Give Consumers a Choice
As Dave Morgan pointed out in his MediaPost column, our industry has to work on educating consumers about the need for and benefits derived from cookies. Consumers need to understand that an Internet without a cookie-enabled targeted advertising model will inevitably lead to more and more content accessible only by subscription or micro-payments.
I would, contend, however, that changing and altering consumer knowledge is an expensive and lengthy proposition. We could spend inordinate amounts of time, energy, and money, and barely move the needle on consumer perception of cookies. Lowest-common-denominator reporting in national broadcast media only makes this challenge more imposing. Cookies are inaccurately lumped into much larger articles that I would describe as sensationalized, Internet scare stories: "Beware of cookies. Marketers are watching you," etc.
Why won't anti-spyware companies give consumers more information so they can make an educated choice about which cookies to delete? The reason for this is clear: it's currently in the economic interest of anti-spyware companies to demonize cookies as harmful. With many spyware and adware companies changing their policies and business models in the face of pending legislation, the rationale for anti-spyware software has begun to fade. The response of anti-spyware companies has been to attempt to prove the usefulness of their software by labeling and defining cookies as harmful threats.
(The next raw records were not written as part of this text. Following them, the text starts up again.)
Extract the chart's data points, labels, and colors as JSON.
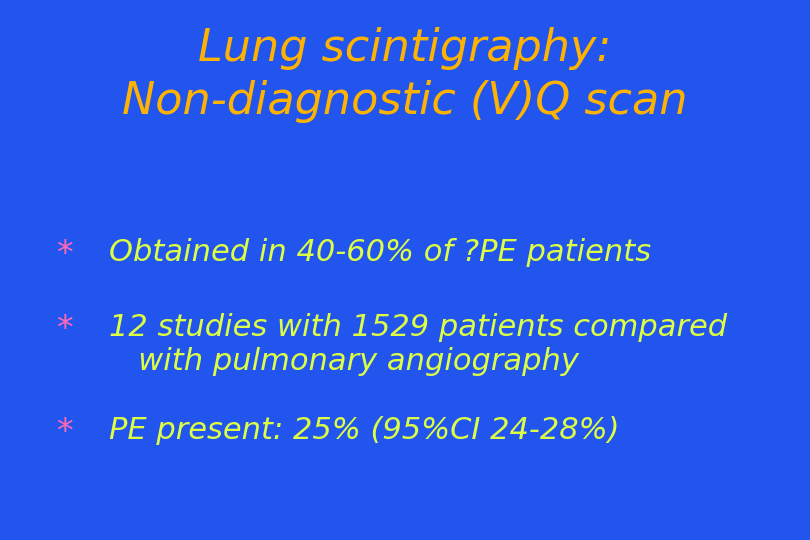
{
  "background_color": "#2255EE",
  "title_line1": "Lung scintigraphy:",
  "title_line2": "Non-diagnostic (V)Q scan",
  "title_color": "#FFB300",
  "title_fontsize": 32,
  "bullet_color": "#FF69B4",
  "bullet_text_color": "#DDFF44",
  "bullet_fontsize": 22,
  "bullet_star_fontsize": 24,
  "bullets": [
    {
      "text": "Obtained in 40-60% of ?PE patients"
    },
    {
      "text": "12 studies with 1529 patients compared\n   with pulmonary angiography"
    },
    {
      "text": "PE present: 25% (95%CI 24-28%)"
    }
  ],
  "fig_width": 8.1,
  "fig_height": 5.4,
  "dpi": 100
}
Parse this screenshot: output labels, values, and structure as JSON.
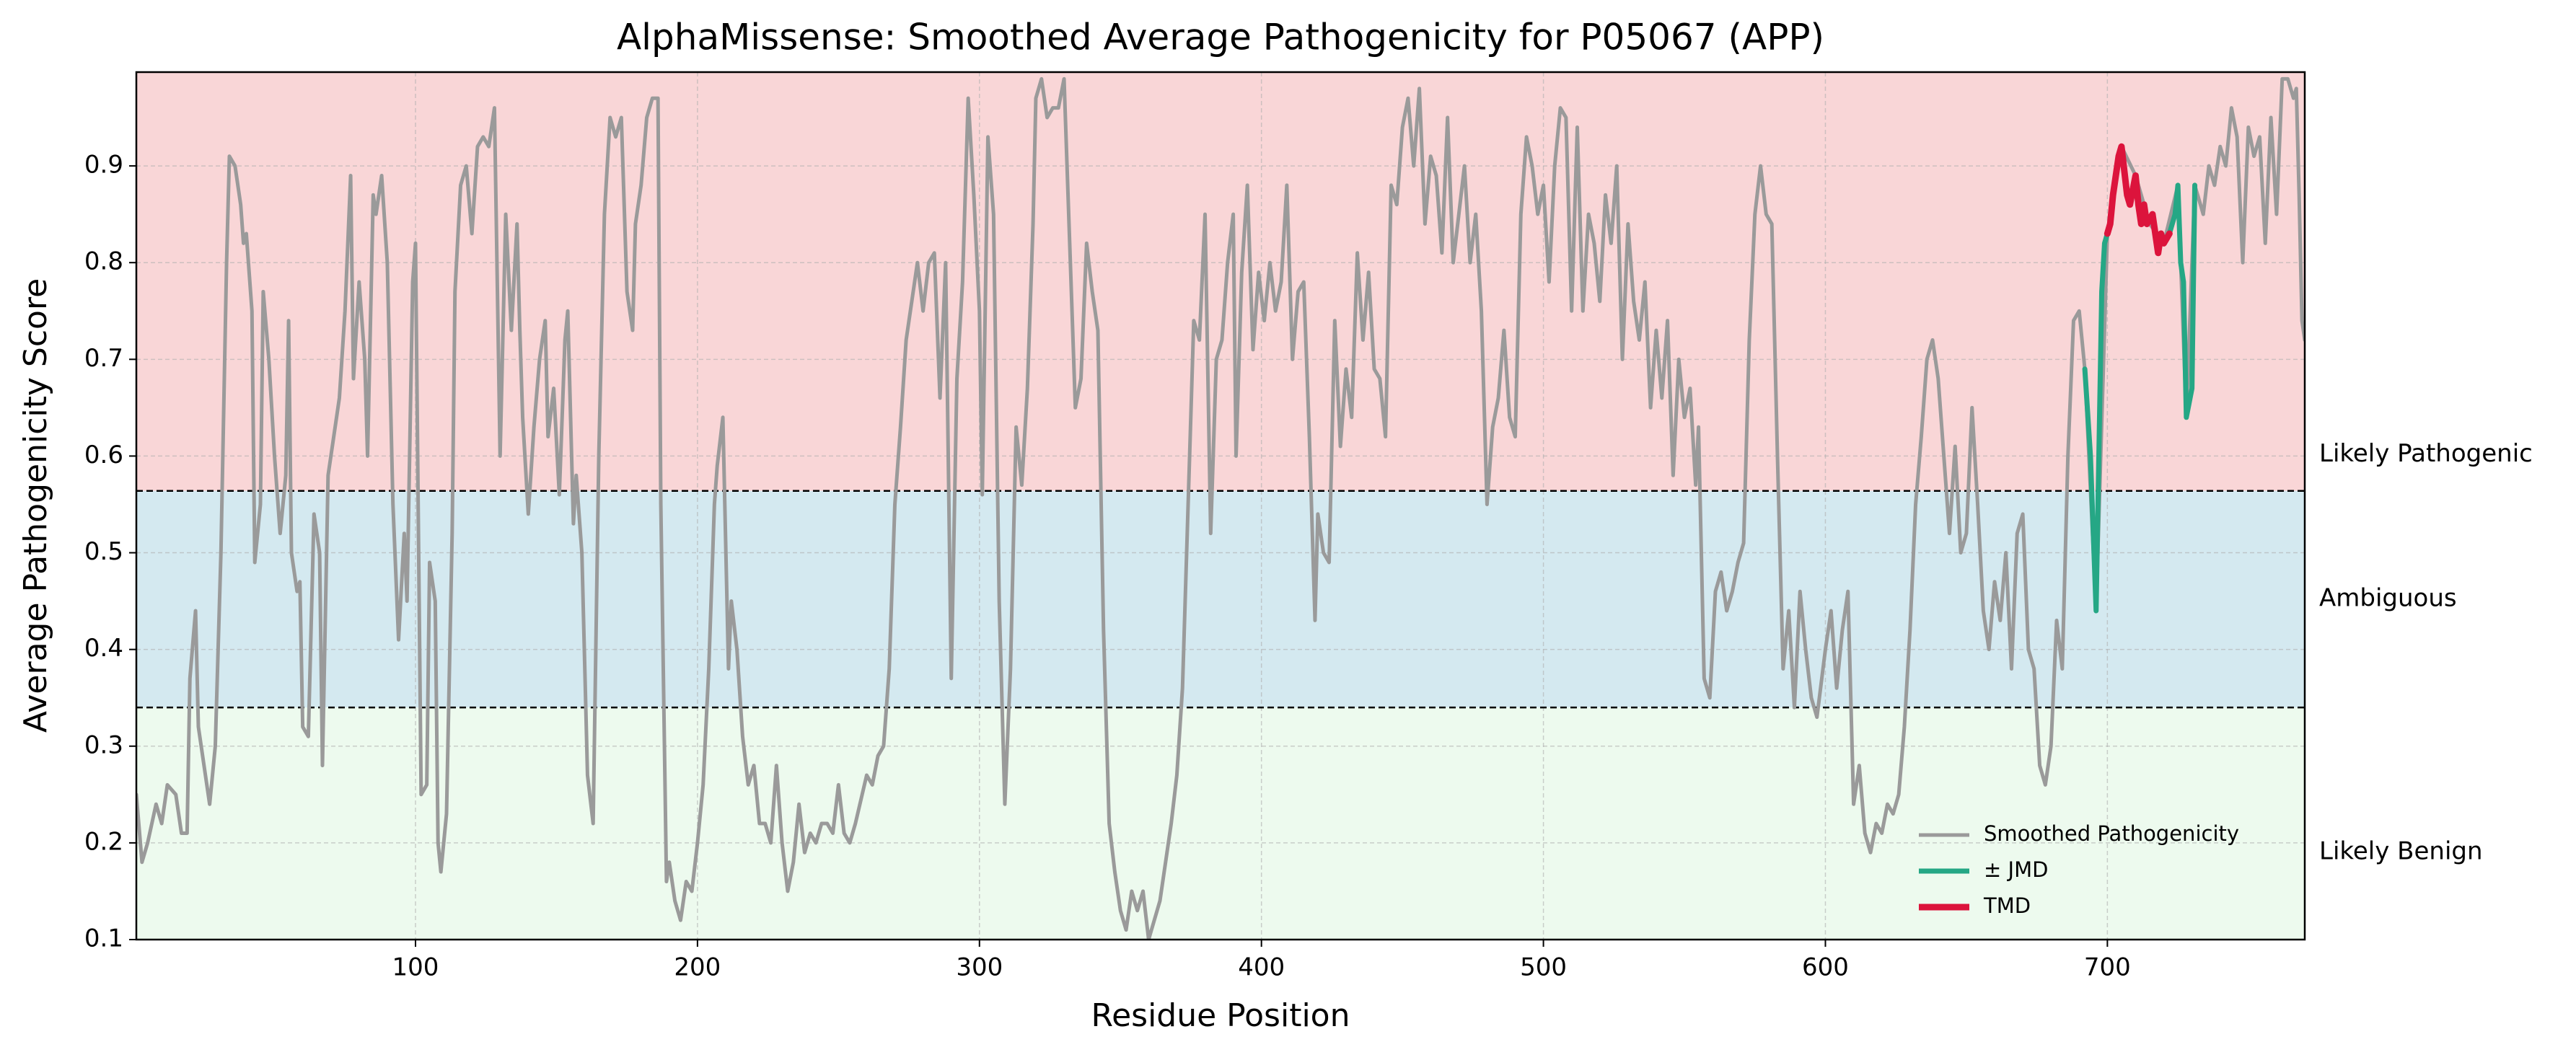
{
  "chart_data": {
    "type": "line",
    "title": "AlphaMissense: Smoothed Average Pathogenicity for P05067 (APP)",
    "x_label": "Residue Position",
    "y_label": "Average Pathogenicity Score",
    "xlim": [
      1,
      770
    ],
    "ylim": [
      0.1,
      0.997
    ],
    "xticks": [
      100,
      200,
      300,
      400,
      500,
      600,
      700
    ],
    "yticks": [
      0.1,
      0.2,
      0.3,
      0.4,
      0.5,
      0.6,
      0.7,
      0.8,
      0.9
    ],
    "grid": true,
    "legend": "lower right",
    "thresholds": [
      0.34,
      0.564
    ],
    "regions": [
      {
        "label": "Likely Benign",
        "color": "#edfaee",
        "label_color": "#006400"
      },
      {
        "label": "Ambiguous",
        "color": "#d4e9f0",
        "label_color": "#000080"
      },
      {
        "label": "Likely Pathogenic",
        "color": "#f9d6d7",
        "label_color": "#8b0000"
      }
    ],
    "series": [
      {
        "name": "Smoothed Pathogenicity",
        "color": "#9a9a9a",
        "width": 5,
        "x": [
          1,
          3,
          5,
          8,
          10,
          12,
          15,
          17,
          19,
          20,
          22,
          23,
          25,
          27,
          29,
          31,
          33,
          34,
          36,
          38,
          39,
          40,
          42,
          43,
          45,
          46,
          48,
          50,
          52,
          54,
          55,
          56,
          58,
          59,
          60,
          62,
          64,
          66,
          67,
          69,
          71,
          73,
          75,
          77,
          78,
          80,
          82,
          83,
          85,
          86,
          88,
          90,
          92,
          94,
          96,
          97,
          99,
          100,
          102,
          104,
          105,
          107,
          108,
          109,
          111,
          113,
          114,
          116,
          118,
          120,
          122,
          124,
          126,
          128,
          130,
          132,
          134,
          136,
          137,
          138,
          140,
          142,
          144,
          146,
          147,
          149,
          151,
          153,
          154,
          156,
          157,
          159,
          161,
          163,
          165,
          167,
          169,
          171,
          173,
          175,
          177,
          178,
          180,
          182,
          184,
          186,
          187,
          189,
          190,
          192,
          194,
          196,
          198,
          200,
          202,
          204,
          206,
          207,
          209,
          211,
          212,
          214,
          216,
          218,
          220,
          222,
          224,
          226,
          228,
          230,
          232,
          234,
          236,
          238,
          240,
          242,
          244,
          246,
          248,
          250,
          252,
          254,
          256,
          260,
          262,
          264,
          266,
          268,
          270,
          272,
          274,
          276,
          278,
          280,
          282,
          284,
          286,
          288,
          290,
          292,
          294,
          296,
          298,
          300,
          301,
          303,
          305,
          307,
          309,
          311,
          313,
          315,
          317,
          319,
          320,
          322,
          324,
          326,
          328,
          330,
          332,
          334,
          336,
          338,
          340,
          342,
          344,
          346,
          348,
          350,
          352,
          354,
          356,
          358,
          360,
          362,
          364,
          366,
          368,
          370,
          372,
          374,
          376,
          378,
          380,
          382,
          384,
          386,
          388,
          390,
          391,
          393,
          395,
          397,
          399,
          401,
          403,
          405,
          407,
          409,
          411,
          413,
          415,
          417,
          419,
          420,
          422,
          424,
          426,
          428,
          430,
          432,
          434,
          436,
          438,
          440,
          442,
          444,
          446,
          448,
          450,
          452,
          454,
          456,
          458,
          460,
          462,
          464,
          466,
          468,
          470,
          472,
          474,
          476,
          478,
          480,
          482,
          484,
          486,
          488,
          490,
          492,
          494,
          496,
          498,
          500,
          502,
          504,
          506,
          508,
          510,
          512,
          514,
          516,
          518,
          520,
          522,
          524,
          526,
          528,
          530,
          532,
          534,
          536,
          538,
          540,
          542,
          544,
          546,
          548,
          550,
          552,
          554,
          555,
          557,
          559,
          561,
          563,
          565,
          567,
          569,
          571,
          573,
          575,
          577,
          579,
          581,
          583,
          585,
          587,
          589,
          591,
          593,
          595,
          597,
          600,
          602,
          604,
          606,
          608,
          610,
          612,
          614,
          616,
          618,
          620,
          622,
          624,
          626,
          628,
          630,
          632,
          634,
          636,
          638,
          640,
          642,
          644,
          646,
          648,
          650,
          652,
          654,
          656,
          658,
          660,
          662,
          664,
          666,
          668,
          670,
          672,
          674,
          676,
          678,
          680,
          682,
          684,
          686,
          688,
          690,
          692,
          696,
          700,
          705,
          710,
          715,
          720,
          725,
          728,
          731,
          734,
          736,
          738,
          740,
          742,
          744,
          746,
          748,
          750,
          752,
          754,
          756,
          758,
          760,
          762,
          764,
          766,
          767,
          768,
          769,
          770
        ],
        "values": [
          0.25,
          0.18,
          0.2,
          0.24,
          0.22,
          0.26,
          0.25,
          0.21,
          0.21,
          0.37,
          0.44,
          0.32,
          0.28,
          0.24,
          0.3,
          0.5,
          0.8,
          0.91,
          0.9,
          0.86,
          0.82,
          0.83,
          0.75,
          0.49,
          0.55,
          0.77,
          0.7,
          0.6,
          0.52,
          0.58,
          0.74,
          0.5,
          0.46,
          0.47,
          0.32,
          0.31,
          0.54,
          0.5,
          0.28,
          0.58,
          0.62,
          0.66,
          0.75,
          0.89,
          0.68,
          0.78,
          0.7,
          0.6,
          0.87,
          0.85,
          0.89,
          0.8,
          0.55,
          0.41,
          0.52,
          0.45,
          0.78,
          0.82,
          0.25,
          0.26,
          0.49,
          0.45,
          0.2,
          0.17,
          0.23,
          0.52,
          0.77,
          0.88,
          0.9,
          0.83,
          0.92,
          0.93,
          0.92,
          0.96,
          0.6,
          0.85,
          0.73,
          0.84,
          0.73,
          0.64,
          0.54,
          0.63,
          0.7,
          0.74,
          0.62,
          0.67,
          0.56,
          0.72,
          0.75,
          0.53,
          0.58,
          0.5,
          0.27,
          0.22,
          0.6,
          0.85,
          0.95,
          0.93,
          0.95,
          0.77,
          0.73,
          0.84,
          0.88,
          0.95,
          0.97,
          0.97,
          0.55,
          0.16,
          0.18,
          0.14,
          0.12,
          0.16,
          0.15,
          0.2,
          0.26,
          0.38,
          0.55,
          0.59,
          0.64,
          0.38,
          0.45,
          0.4,
          0.31,
          0.26,
          0.28,
          0.22,
          0.22,
          0.2,
          0.28,
          0.2,
          0.15,
          0.18,
          0.24,
          0.19,
          0.21,
          0.2,
          0.22,
          0.22,
          0.21,
          0.26,
          0.21,
          0.2,
          0.22,
          0.27,
          0.26,
          0.29,
          0.3,
          0.38,
          0.55,
          0.63,
          0.72,
          0.76,
          0.8,
          0.75,
          0.8,
          0.81,
          0.66,
          0.8,
          0.37,
          0.68,
          0.78,
          0.97,
          0.87,
          0.75,
          0.56,
          0.93,
          0.85,
          0.45,
          0.24,
          0.38,
          0.63,
          0.57,
          0.67,
          0.84,
          0.97,
          0.99,
          0.95,
          0.96,
          0.96,
          0.99,
          0.82,
          0.65,
          0.68,
          0.82,
          0.77,
          0.73,
          0.42,
          0.22,
          0.17,
          0.13,
          0.11,
          0.15,
          0.13,
          0.15,
          0.1,
          0.12,
          0.14,
          0.18,
          0.22,
          0.27,
          0.36,
          0.55,
          0.74,
          0.72,
          0.85,
          0.52,
          0.7,
          0.72,
          0.8,
          0.85,
          0.6,
          0.79,
          0.88,
          0.71,
          0.79,
          0.74,
          0.8,
          0.75,
          0.78,
          0.88,
          0.7,
          0.77,
          0.78,
          0.62,
          0.43,
          0.54,
          0.5,
          0.49,
          0.74,
          0.61,
          0.69,
          0.64,
          0.81,
          0.72,
          0.79,
          0.69,
          0.68,
          0.62,
          0.88,
          0.86,
          0.94,
          0.97,
          0.9,
          0.98,
          0.84,
          0.91,
          0.89,
          0.81,
          0.95,
          0.8,
          0.85,
          0.9,
          0.8,
          0.85,
          0.75,
          0.55,
          0.63,
          0.66,
          0.73,
          0.64,
          0.62,
          0.85,
          0.93,
          0.9,
          0.85,
          0.88,
          0.78,
          0.9,
          0.96,
          0.95,
          0.75,
          0.94,
          0.75,
          0.85,
          0.82,
          0.76,
          0.87,
          0.82,
          0.9,
          0.7,
          0.84,
          0.76,
          0.72,
          0.78,
          0.65,
          0.73,
          0.66,
          0.74,
          0.58,
          0.7,
          0.64,
          0.67,
          0.57,
          0.63,
          0.37,
          0.35,
          0.46,
          0.48,
          0.44,
          0.46,
          0.49,
          0.51,
          0.72,
          0.85,
          0.9,
          0.85,
          0.84,
          0.6,
          0.38,
          0.44,
          0.34,
          0.46,
          0.4,
          0.35,
          0.33,
          0.4,
          0.44,
          0.36,
          0.42,
          0.46,
          0.24,
          0.28,
          0.21,
          0.19,
          0.22,
          0.21,
          0.24,
          0.23,
          0.25,
          0.32,
          0.42,
          0.55,
          0.62,
          0.7,
          0.72,
          0.68,
          0.6,
          0.52,
          0.61,
          0.5,
          0.52,
          0.65,
          0.55,
          0.44,
          0.4,
          0.47,
          0.43,
          0.5,
          0.38,
          0.52,
          0.54,
          0.4,
          0.38,
          0.28,
          0.26,
          0.3,
          0.43,
          0.38,
          0.6,
          0.74,
          0.75,
          0.69,
          0.44,
          0.83,
          0.92,
          0.89,
          0.84,
          0.82,
          0.88,
          0.64,
          0.88,
          0.85,
          0.9,
          0.88,
          0.92,
          0.9,
          0.96,
          0.93,
          0.8,
          0.94,
          0.91,
          0.93,
          0.82,
          0.95,
          0.85,
          0.99,
          0.99,
          0.97,
          0.98,
          0.87,
          0.74,
          0.72
        ]
      },
      {
        "name": "± JMD",
        "color": "#25a785",
        "width": 7,
        "x": [
          692,
          694,
          696,
          698,
          699,
          700,
          701,
          722,
          724,
          725,
          726,
          727,
          728,
          730,
          731
        ],
        "values": [
          0.69,
          0.6,
          0.44,
          0.77,
          0.82,
          0.83,
          null,
          0.83,
          0.85,
          0.88,
          0.8,
          0.78,
          0.64,
          0.67,
          0.88
        ]
      },
      {
        "name": "TMD",
        "color": "#dc143c",
        "width": 9,
        "x": [
          700,
          701,
          702,
          704,
          705,
          707,
          708,
          710,
          711,
          712,
          713,
          714,
          716,
          717,
          718,
          719,
          720,
          722
        ],
        "values": [
          0.83,
          0.84,
          0.87,
          0.91,
          0.92,
          0.87,
          0.86,
          0.89,
          0.86,
          0.84,
          0.86,
          0.84,
          0.85,
          0.83,
          0.81,
          0.83,
          0.82,
          0.83
        ]
      }
    ]
  }
}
If the online ad industry were to adopt a strong opt-out policy and give consumers a choice regarding third-party cookies, it would create a stronger argument for anti-spyware companies to stop labeling third-party cookies as threats. If we, as an industry, give consumers a choice at every opportunity to opt-out from third-party cookies, the vendors of anti-spyware software will no longer have a legitimate or logical argument for labeling these cookies as threats.
When anti-spyware companies refuse to provide consumers with specific information about cookies, they do consumers a disservice by erasing cookies that are used to identify consumers who have opted out. Imagine the following scenario after we enable cookie opt-out directly from our banners: Angry consumers will contact ad networks or other companies that employ behavioral targeting technology to find out why they are still receiving targeted ads after opting-out. When that happens, we'll explain to consumers that their anti-spy software deleted the opt-out cookie without informing them which cookies correlate with each ad. Consumers will quickly learn that it's better not to erase cookies using their anti-spyware software or browsers, but instead to opt-out only from the ads they find offensive by using the opt-out links within the ads while leaving the other cookies untouched.
As an industry we claim that we provide consumers with a service. If we really believe in the service that we're providing, we should also allow consumers who don't like our service to opt-out.